CLEVER Planets, led by study co-author Rajdeep Dasgupta, Professor Maurice Ewing of Earth Systems Science at Rice, is exploring ways in which planets can acquire the elements necessary to sustain life. In previous studies, Dasgupta and colleagues at CLEVER Planets have shown that a significant portion of Earth’s volatile elements came from the impact that formed the moon.
“If a planet forms early and is very small, like the mass of the moon or Mars, it can’t add much gas from the disk,” Dasgupta said. “This planet also has much less opportunity to obtain volatile elements essential to life through late bombing.”
Izidoro said that would have been the case for Earth, which gained much of its mass relatively late, including about 1% impacts after colliding with the moon.
“We know that Earth had at least one giant impact after the gas (in the protoplanetary disk) left,” he said. “That was the moon formation event.
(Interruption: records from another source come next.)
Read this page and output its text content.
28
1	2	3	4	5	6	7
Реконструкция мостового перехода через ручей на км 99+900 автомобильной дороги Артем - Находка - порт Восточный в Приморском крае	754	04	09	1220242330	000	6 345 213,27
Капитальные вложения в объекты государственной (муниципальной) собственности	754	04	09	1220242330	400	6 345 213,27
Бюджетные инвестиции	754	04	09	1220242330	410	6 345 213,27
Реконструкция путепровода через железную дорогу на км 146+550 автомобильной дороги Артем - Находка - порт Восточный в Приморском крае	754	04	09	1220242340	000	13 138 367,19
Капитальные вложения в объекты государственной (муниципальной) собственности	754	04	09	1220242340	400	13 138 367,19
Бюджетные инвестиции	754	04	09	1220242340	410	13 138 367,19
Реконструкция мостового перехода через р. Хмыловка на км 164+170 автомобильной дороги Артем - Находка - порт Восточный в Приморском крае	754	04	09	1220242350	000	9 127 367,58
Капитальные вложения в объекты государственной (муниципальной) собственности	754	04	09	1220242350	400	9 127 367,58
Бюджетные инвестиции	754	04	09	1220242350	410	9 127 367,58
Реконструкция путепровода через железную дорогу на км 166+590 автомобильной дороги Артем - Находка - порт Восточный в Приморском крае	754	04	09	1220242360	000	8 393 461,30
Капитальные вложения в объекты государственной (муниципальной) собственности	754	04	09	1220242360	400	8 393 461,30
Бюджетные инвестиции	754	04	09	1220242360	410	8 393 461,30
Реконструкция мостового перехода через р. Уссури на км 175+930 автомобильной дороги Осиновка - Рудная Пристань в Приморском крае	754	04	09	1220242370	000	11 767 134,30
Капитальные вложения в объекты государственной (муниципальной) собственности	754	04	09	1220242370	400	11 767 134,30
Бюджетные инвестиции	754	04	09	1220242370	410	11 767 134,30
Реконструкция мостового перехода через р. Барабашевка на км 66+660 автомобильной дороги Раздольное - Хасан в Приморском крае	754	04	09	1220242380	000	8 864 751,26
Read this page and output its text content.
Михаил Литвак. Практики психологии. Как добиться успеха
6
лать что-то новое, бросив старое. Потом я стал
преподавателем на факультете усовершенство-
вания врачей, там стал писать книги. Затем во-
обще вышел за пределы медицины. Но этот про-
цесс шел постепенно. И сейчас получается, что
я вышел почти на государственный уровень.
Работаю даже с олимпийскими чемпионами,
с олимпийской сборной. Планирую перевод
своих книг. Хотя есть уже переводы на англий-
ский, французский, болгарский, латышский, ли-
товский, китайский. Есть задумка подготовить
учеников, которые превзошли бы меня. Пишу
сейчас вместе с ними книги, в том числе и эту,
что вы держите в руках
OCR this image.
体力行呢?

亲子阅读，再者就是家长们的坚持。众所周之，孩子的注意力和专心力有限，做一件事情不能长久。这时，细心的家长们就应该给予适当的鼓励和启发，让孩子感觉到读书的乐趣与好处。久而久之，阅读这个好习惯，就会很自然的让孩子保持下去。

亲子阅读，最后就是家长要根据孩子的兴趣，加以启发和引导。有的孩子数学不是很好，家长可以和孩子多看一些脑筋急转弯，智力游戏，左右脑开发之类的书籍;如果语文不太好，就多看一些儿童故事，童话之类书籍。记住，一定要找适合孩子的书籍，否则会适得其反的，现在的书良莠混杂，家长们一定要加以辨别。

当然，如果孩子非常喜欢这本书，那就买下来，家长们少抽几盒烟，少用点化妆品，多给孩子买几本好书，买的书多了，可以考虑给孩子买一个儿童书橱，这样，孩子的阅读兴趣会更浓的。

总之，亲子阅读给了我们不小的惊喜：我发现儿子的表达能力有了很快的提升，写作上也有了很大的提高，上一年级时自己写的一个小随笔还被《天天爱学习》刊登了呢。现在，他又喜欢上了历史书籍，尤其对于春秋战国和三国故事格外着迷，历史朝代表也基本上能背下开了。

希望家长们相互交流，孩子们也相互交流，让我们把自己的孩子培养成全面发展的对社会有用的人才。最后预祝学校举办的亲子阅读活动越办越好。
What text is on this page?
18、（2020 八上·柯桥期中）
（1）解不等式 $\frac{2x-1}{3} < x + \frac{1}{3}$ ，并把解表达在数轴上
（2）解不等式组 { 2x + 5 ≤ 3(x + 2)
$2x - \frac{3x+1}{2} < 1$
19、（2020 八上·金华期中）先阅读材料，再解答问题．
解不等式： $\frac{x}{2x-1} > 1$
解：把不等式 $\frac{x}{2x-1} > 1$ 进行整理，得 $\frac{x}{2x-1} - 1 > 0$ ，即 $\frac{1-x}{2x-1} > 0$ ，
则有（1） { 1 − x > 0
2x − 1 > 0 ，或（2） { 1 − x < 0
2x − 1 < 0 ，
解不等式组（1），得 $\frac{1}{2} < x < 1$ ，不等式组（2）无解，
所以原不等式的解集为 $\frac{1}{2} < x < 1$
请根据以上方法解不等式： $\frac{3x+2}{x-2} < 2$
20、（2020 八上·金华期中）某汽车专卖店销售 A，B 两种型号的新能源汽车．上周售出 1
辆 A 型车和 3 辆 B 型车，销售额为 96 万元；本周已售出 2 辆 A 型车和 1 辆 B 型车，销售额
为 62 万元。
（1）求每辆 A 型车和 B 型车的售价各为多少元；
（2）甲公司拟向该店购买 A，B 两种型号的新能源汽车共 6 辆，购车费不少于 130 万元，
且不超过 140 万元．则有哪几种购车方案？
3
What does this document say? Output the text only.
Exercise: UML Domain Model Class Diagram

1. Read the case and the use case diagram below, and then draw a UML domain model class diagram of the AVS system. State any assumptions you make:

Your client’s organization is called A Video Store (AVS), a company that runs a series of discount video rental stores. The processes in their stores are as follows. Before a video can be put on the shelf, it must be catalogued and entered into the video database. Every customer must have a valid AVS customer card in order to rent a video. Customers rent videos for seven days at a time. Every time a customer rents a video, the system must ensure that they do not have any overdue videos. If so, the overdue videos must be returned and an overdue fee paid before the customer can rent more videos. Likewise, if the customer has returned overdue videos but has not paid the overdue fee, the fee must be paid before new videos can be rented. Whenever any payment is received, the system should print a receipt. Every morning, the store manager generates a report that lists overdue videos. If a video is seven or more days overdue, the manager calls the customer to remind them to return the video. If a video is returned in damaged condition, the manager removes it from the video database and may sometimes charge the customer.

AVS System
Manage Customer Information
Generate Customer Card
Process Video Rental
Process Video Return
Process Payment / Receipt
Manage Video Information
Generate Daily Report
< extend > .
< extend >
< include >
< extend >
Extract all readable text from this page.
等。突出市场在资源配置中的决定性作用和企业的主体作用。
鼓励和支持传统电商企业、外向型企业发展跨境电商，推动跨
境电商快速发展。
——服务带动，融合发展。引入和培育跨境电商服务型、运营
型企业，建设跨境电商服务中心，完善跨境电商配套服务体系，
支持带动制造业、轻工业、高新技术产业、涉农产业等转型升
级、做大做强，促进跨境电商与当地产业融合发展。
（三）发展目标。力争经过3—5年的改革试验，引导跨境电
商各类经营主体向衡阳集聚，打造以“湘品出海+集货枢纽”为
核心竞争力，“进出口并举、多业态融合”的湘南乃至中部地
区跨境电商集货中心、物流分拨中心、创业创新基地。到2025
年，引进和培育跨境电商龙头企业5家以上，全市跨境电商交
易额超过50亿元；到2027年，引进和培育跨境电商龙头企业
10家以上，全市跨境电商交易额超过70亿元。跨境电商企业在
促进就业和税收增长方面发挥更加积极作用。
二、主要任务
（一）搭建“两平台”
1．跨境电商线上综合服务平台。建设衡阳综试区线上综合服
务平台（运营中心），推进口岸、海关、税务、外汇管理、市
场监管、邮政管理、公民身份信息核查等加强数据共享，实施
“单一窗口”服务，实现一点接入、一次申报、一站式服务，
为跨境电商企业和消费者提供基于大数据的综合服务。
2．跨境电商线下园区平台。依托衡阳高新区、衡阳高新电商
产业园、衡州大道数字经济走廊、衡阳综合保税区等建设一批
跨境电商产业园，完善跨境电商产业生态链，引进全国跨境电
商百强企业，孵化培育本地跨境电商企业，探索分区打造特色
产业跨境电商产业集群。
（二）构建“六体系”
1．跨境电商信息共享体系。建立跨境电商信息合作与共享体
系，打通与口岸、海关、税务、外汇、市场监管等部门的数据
“For the TRAPPIST-1 system, we have these Earth-mass planets that formed early,” he said. “So one potential difference, compared to Earth formation, is that they could have, from the start, some hydrogen atmosphere and never experienced a late giant impact. And that could change evolution a lot in terms of the planet’s interior, gas release, volatile loss and other things that have implications for habitability. ”
Raymond said this week’s study has implications not just for the study of other resonant planetary systems, but for much more common exoplanet systems believed to have started out as resonant systems.
“Super-Earths and sub-Neptune are very abundant around other stars, and the prevailing idea is that they migrated inward during the gas disk phase and then possibly had a late collision phase,” said Raymond. “But during the initial phase, where they were migrating inward, we thought they pretty much – universally perhaps – had a phase where they were resonant chain structures like TRAPPIST-1. They just didn’t survive. They ended up getting unstable later on.”
Izidoro said one of the study’s biggest contributions could come a few years from now, after NASA’s James Webb Space Telescope, the European Southern Observatory’s Extremely Large Telescope and other instruments allow astronomers to directly observe the atmospheres of exoplanets.
“Today we have some restrictions on the composition of these planets, such as how much water they can have,” Izidoro said of planets that form in a resonant phase of migration. “But we have very large error bars.”
In the future, observations will further narrow down the internal composition of exoplanets, and knowing the history of the last bombing of resonant planets can be extremely helpful.
“For example, if one of these planets has a lot of water, say a mass fraction of 20%, the water must have been incorporated into the planets early on, during the gas phase,” he said. “Therefore, you will have to understand what kind of process could bring this water to this planet.”
Other co-authors of the study include Emeline Bolmont and Martin Turbet of the University of Geneva, Caroline Dorn of the University of Zurich, Franck Selsis of the University of Bordeaux, Eric Agol of the University of Washington, Patrick Barth of the University of St. Andrews, Ludmila Carone of the Max Planck Institute for Astronomy in Heidelberg, Germany, Michael Gillon from the University of Liège and Simon Grimm from the University of Bern.